07/29/2006: Tetovo Mystery Slasher on Islamist Payroll

(Balkanalysis.com Security & Intelligence Brief 9) The knife-wielding attacker who terrorized young Macedonian women in the Albanian-majority city of Tetovo during June is not the deranged lunatic as some of the media has portrayed him to be, says a high security services source in Skopje.

According to this source, the attacker (allegedly, a young Albanian male from Tetovo) is a known Wahhabi sympathizer. Islamist groups in Tetovo and Skopje with financial and ideological links to Saudi Arabia reportedly paid the man to prowl the streets by night and terrorize young women wearing Western attire not deemed to be sufficiently modest for their strict interpretation of Islam.

Skopje newspaper Vreme, summing up the story on July 3, noted that three attacks had occurred, after which six different men had been arrested — and released — without the real attacker ever having been found. The paper compared the palpable panic being felt in Tetovo with a similar occurrence in Veles in 2003, when a knife-wielding assailant struck fear in the hearts of local residents. However, that individual was finally caught.

The infamous concept of a self-appointed “Sharia police” known in places like Iran, Pakistan and now Iraq has never before been seen in Macedonia. While the attacker has been portrayed as mentally unstable and prone to violence, our source says, “that is just the image. He is not crazy. The brothers [i.e., the Islamists] are paying him to do these attacks- and some of the police may be protecting him, too.”

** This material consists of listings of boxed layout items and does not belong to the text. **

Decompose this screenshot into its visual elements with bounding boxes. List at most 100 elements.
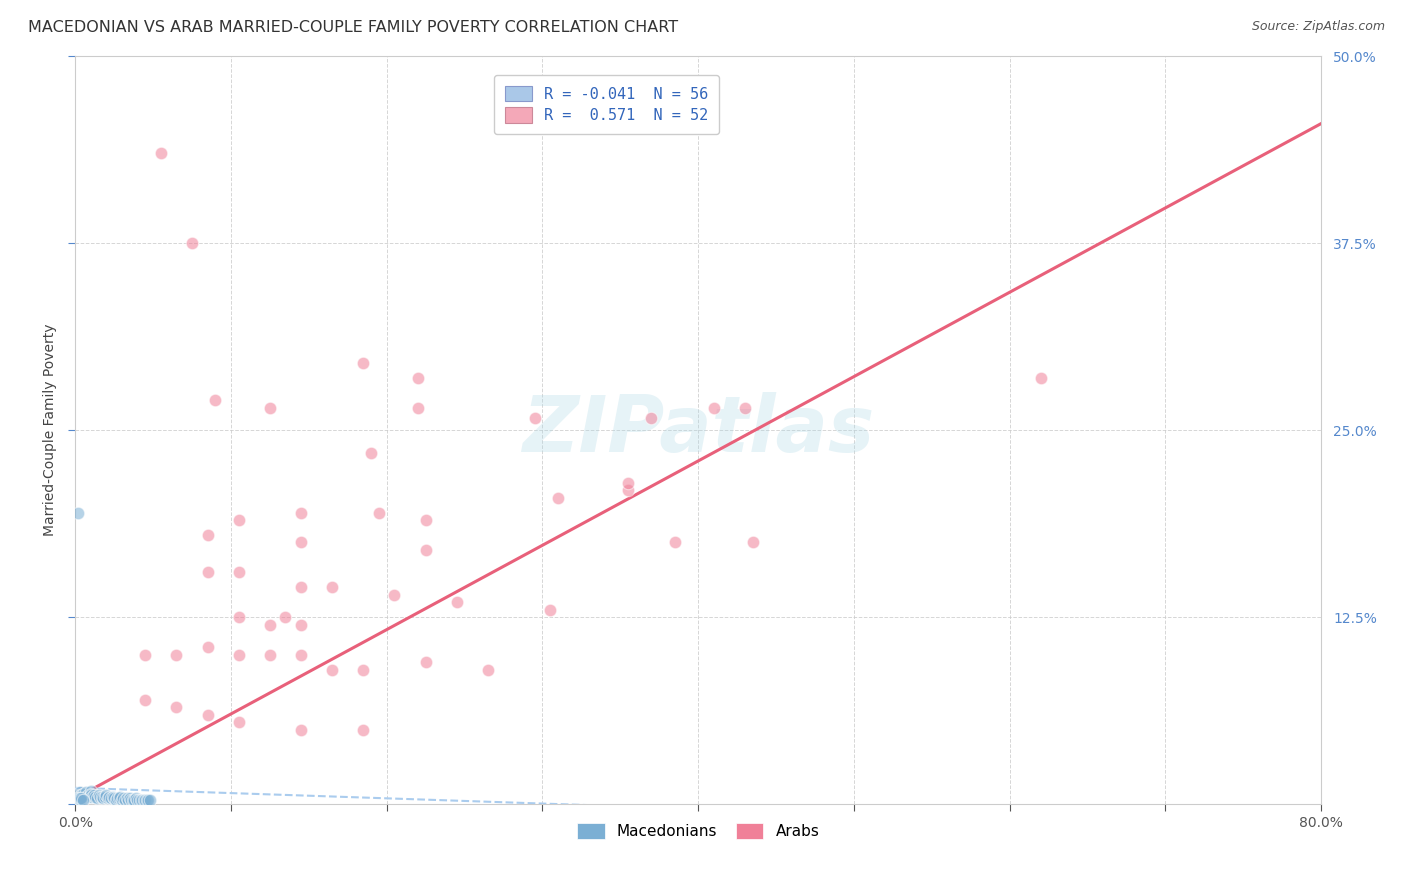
Point — [101, 789, 124, 804]
Point — [1029, 371, 1052, 385]
Point — [290, 617, 312, 632]
Point — [640, 411, 662, 425]
Point — [204, 393, 226, 408]
Point — [274, 610, 297, 624]
Point — [72, 793, 94, 807]
Point — [80, 787, 103, 801]
Point — [290, 580, 312, 594]
Point — [321, 663, 343, 677]
Point — [114, 793, 136, 807]
Point — [80, 784, 103, 798]
Y-axis label: Married-Couple Family Poverty: Married-Couple Family Poverty — [44, 324, 58, 536]
Point — [67, 791, 90, 805]
Point — [703, 401, 725, 415]
Point — [70, 793, 93, 807]
Point — [664, 535, 686, 549]
Point — [110, 789, 132, 804]
Point — [165, 700, 187, 714]
Point — [128, 793, 150, 807]
Point — [105, 791, 128, 805]
Text: MACEDONIAN VS ARAB MARRIED-COUPLE FAMILY POVERTY CORRELATION CHART: MACEDONIAN VS ARAB MARRIED-COUPLE FAMILY… — [28, 20, 678, 35]
Point — [69, 791, 91, 805]
Point — [127, 793, 149, 807]
Point — [290, 723, 312, 737]
Point — [352, 356, 374, 370]
Point — [181, 236, 204, 251]
Point — [124, 793, 146, 807]
Point — [446, 595, 468, 609]
Point — [69, 785, 91, 799]
Point — [134, 648, 156, 662]
Point — [87, 789, 110, 803]
Point — [617, 483, 640, 497]
Point — [103, 791, 125, 805]
Point — [259, 617, 281, 632]
Point — [197, 707, 219, 722]
Point — [97, 791, 120, 805]
Point — [538, 603, 561, 617]
Point — [477, 663, 499, 677]
Point — [117, 793, 139, 807]
Point — [228, 714, 250, 729]
Point — [415, 655, 437, 669]
Point — [129, 793, 152, 807]
Point — [149, 146, 172, 161]
Point — [76, 789, 98, 803]
Point — [352, 663, 374, 677]
Point — [96, 789, 118, 803]
Point — [415, 513, 437, 527]
Point — [135, 793, 157, 807]
Point — [90, 789, 112, 804]
Point — [67, 793, 90, 807]
Point — [77, 789, 100, 804]
Point — [259, 401, 281, 415]
Point — [228, 513, 250, 527]
Point — [111, 793, 134, 807]
Point — [415, 543, 437, 558]
Point — [86, 791, 108, 805]
Point — [104, 793, 127, 807]
Point — [132, 793, 155, 807]
Point — [118, 791, 141, 805]
Point — [617, 475, 640, 490]
Point — [98, 789, 121, 804]
Point — [115, 791, 138, 805]
Point — [107, 791, 129, 805]
Point — [197, 528, 219, 542]
Point — [197, 640, 219, 655]
Point — [384, 588, 406, 602]
Point — [290, 648, 312, 662]
Point — [352, 723, 374, 737]
Point — [547, 491, 569, 505]
Point — [121, 793, 143, 807]
Point — [406, 401, 429, 415]
Text: ZIPatlas: ZIPatlas — [522, 392, 875, 468]
Point — [80, 789, 103, 803]
Point — [82, 789, 104, 804]
Point — [228, 566, 250, 580]
Point — [290, 506, 312, 520]
Point — [112, 791, 135, 805]
Point — [83, 789, 105, 803]
Point — [67, 506, 90, 520]
Point — [741, 535, 763, 549]
Point — [94, 789, 117, 804]
Point — [131, 793, 153, 807]
Point — [259, 648, 281, 662]
Point — [367, 506, 389, 520]
Point — [134, 793, 156, 807]
Point — [406, 371, 429, 385]
Point — [69, 793, 91, 807]
Point — [228, 648, 250, 662]
Point — [139, 793, 162, 807]
Point — [84, 789, 107, 804]
Text: Source: ZipAtlas.com: Source: ZipAtlas.com — [1251, 20, 1385, 33]
Point — [70, 791, 93, 805]
Legend: Macedonians, Arabs: Macedonians, Arabs — [571, 817, 825, 846]
Point — [120, 793, 142, 807]
Point — [523, 411, 546, 425]
Point — [75, 785, 97, 799]
Point — [100, 791, 122, 805]
Point — [125, 791, 148, 805]
Point — [91, 791, 114, 805]
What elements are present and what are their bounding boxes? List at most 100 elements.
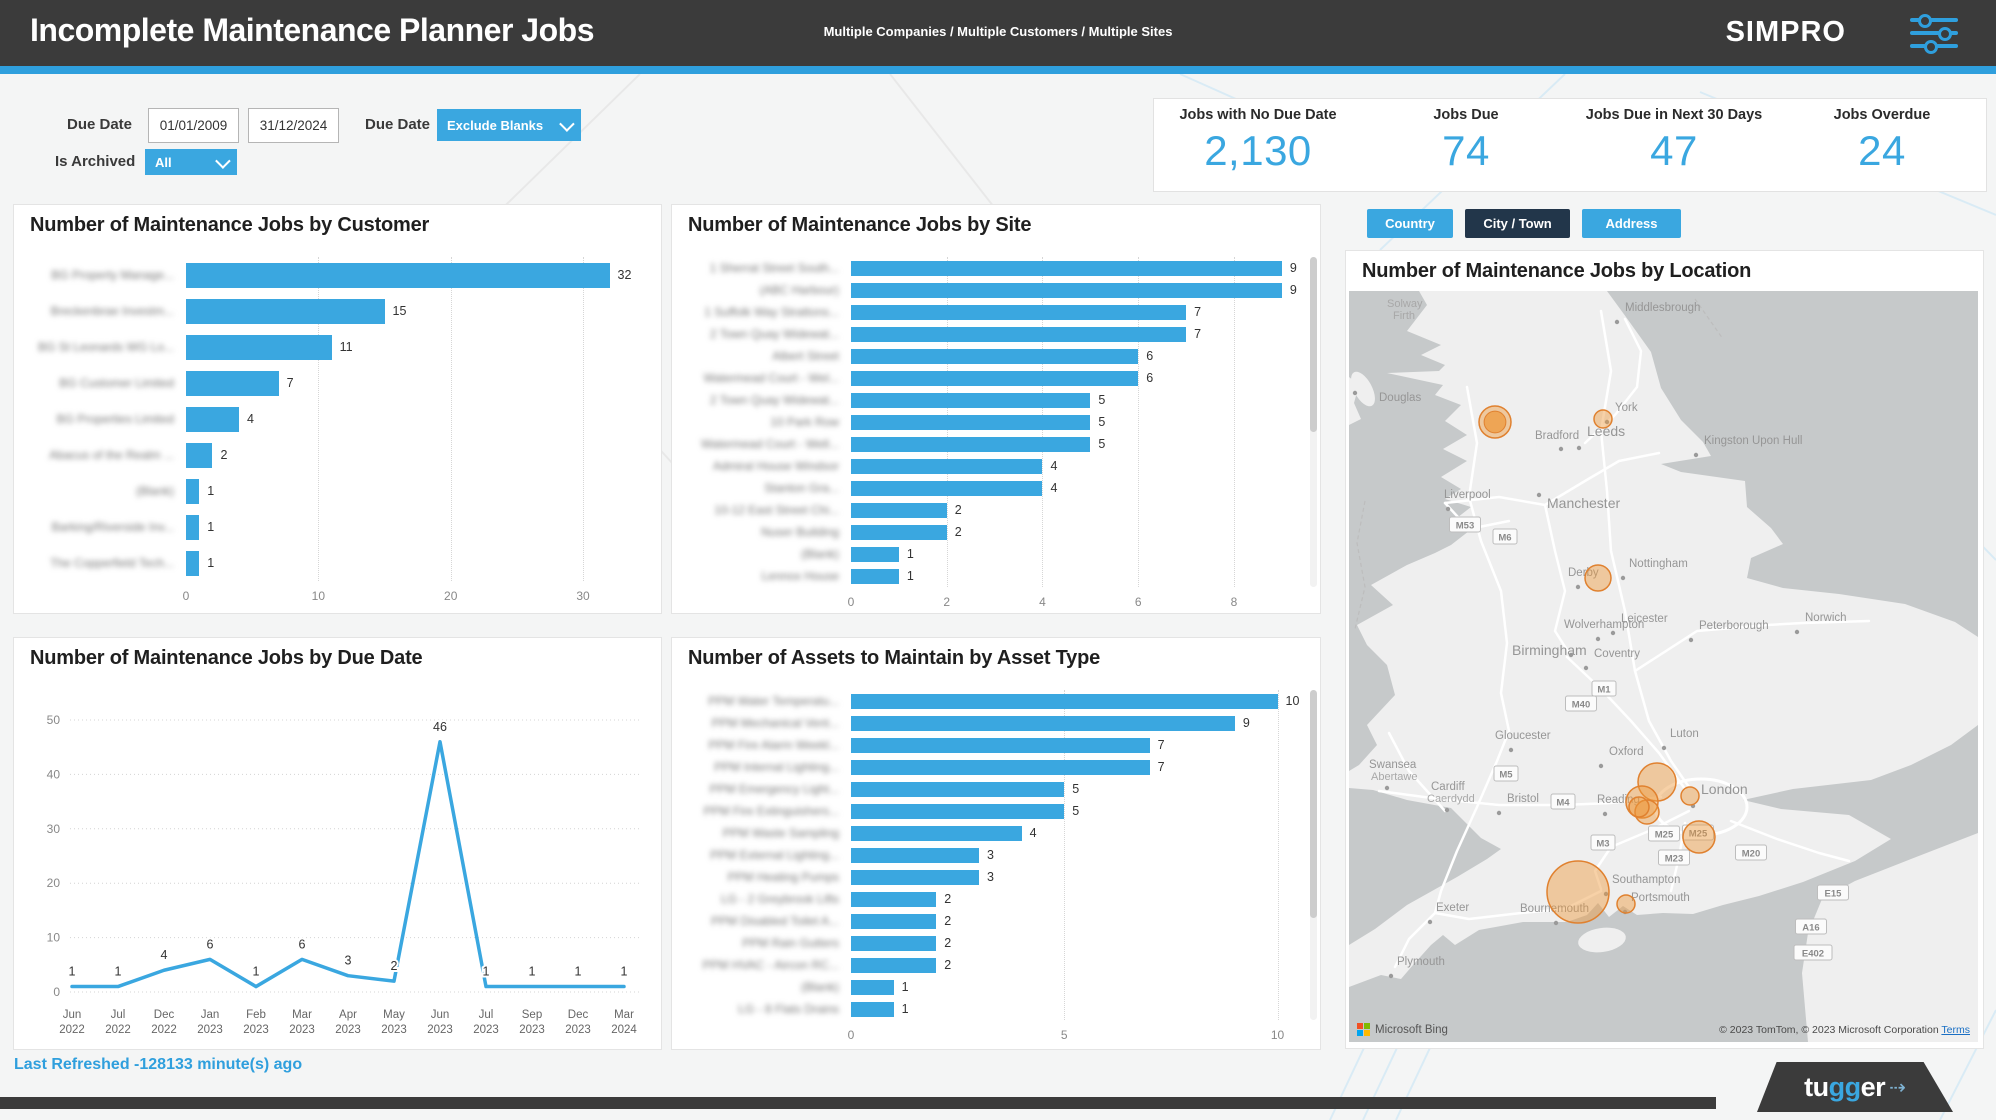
line-series[interactable] <box>70 740 626 989</box>
bar-site-6[interactable] <box>851 392 1091 408</box>
scope-breadcrumb: Multiple Companies / Multiple Customers … <box>823 24 1173 39</box>
bar-asset-12[interactable] <box>851 957 937 973</box>
category-label-redacted: LG - 8 Flats Drains <box>738 1002 839 1016</box>
bar-site-11[interactable] <box>851 502 947 518</box>
scrollbar[interactable] <box>1310 257 1317 587</box>
category-label-redacted: Albert Street <box>772 349 839 363</box>
x-axis-tick: 2023 <box>427 1024 453 1036</box>
bar-customer-5[interactable] <box>186 442 213 468</box>
bar-customer-4[interactable] <box>186 406 239 432</box>
bar-value-label: 6 <box>1146 349 1154 363</box>
bar-customer-3[interactable] <box>186 370 279 396</box>
bar-customer-7[interactable] <box>186 514 200 540</box>
bar-customer-2[interactable] <box>186 334 332 360</box>
bar-asset-0[interactable] <box>851 693 1278 709</box>
map-label: Douglas <box>1379 392 1421 404</box>
kpi-jobs-due-30-days: Jobs Due in Next 30 Days 47 <box>1570 99 1778 191</box>
bar-asset-10[interactable] <box>851 913 937 929</box>
bar-value-label: 7 <box>1194 327 1202 341</box>
scrollbar-thumb[interactable] <box>1310 690 1317 918</box>
due-date-from-input[interactable] <box>148 108 239 143</box>
kpi-value: 47 <box>1650 127 1698 174</box>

While Macedonia’s Albanian population is primarily Muslim, they have shown relatively little interest in Wahhabism or other variants of religious fundamentalism. Nevertheless, the Wahhabi movement has gathered adherents over the past few years and the number of women clad in the burkha, once a rare sight outside of the villages, has increased dramatically. Heavily bearded men with wives clad head to toe in black still stick out conspicuously; however, they (and their sponsors) have future plans. It is likely that the intimidation is starting in Tetovo because its Christian Macedonian population is small and getting smaller, and located in a relatively compact area in the city. Eliminating the Christian population is a strategic goal of the Islamists, who will next “work on’ the vast majority of Albanians similarly not deemed “Islamic enough.’

While such things as these attacks had heretofore not been seen in Macedonia, similar attacks elsewhere in the Balkans have been witnessed. One group of alleged “Sharia police’ making roving patrols to crack down on public displays of affection, for example, was widely reported this year in Sarajevo, Bosnia. In the past, Islamic fundamentalist groups in Kosovo and Novi Pazar, Serbia have issued bomb threats against local television stations accused of broadcasting overly racy and non-Islamic programs. But all of those places have much more powerful Islamic communities, and much greater number of Wahhabis, than does Macedonia.

While the general liberal predisposition of Muslims in the region means that a mass “conversion” to Wahhabism is unlikely, these well-funded and fanatic fringe groups, their numbers bolstered by thugs and local drug dealers, will continue to have the capability to cause considerable disruption, violence and ideological challenges on a local level.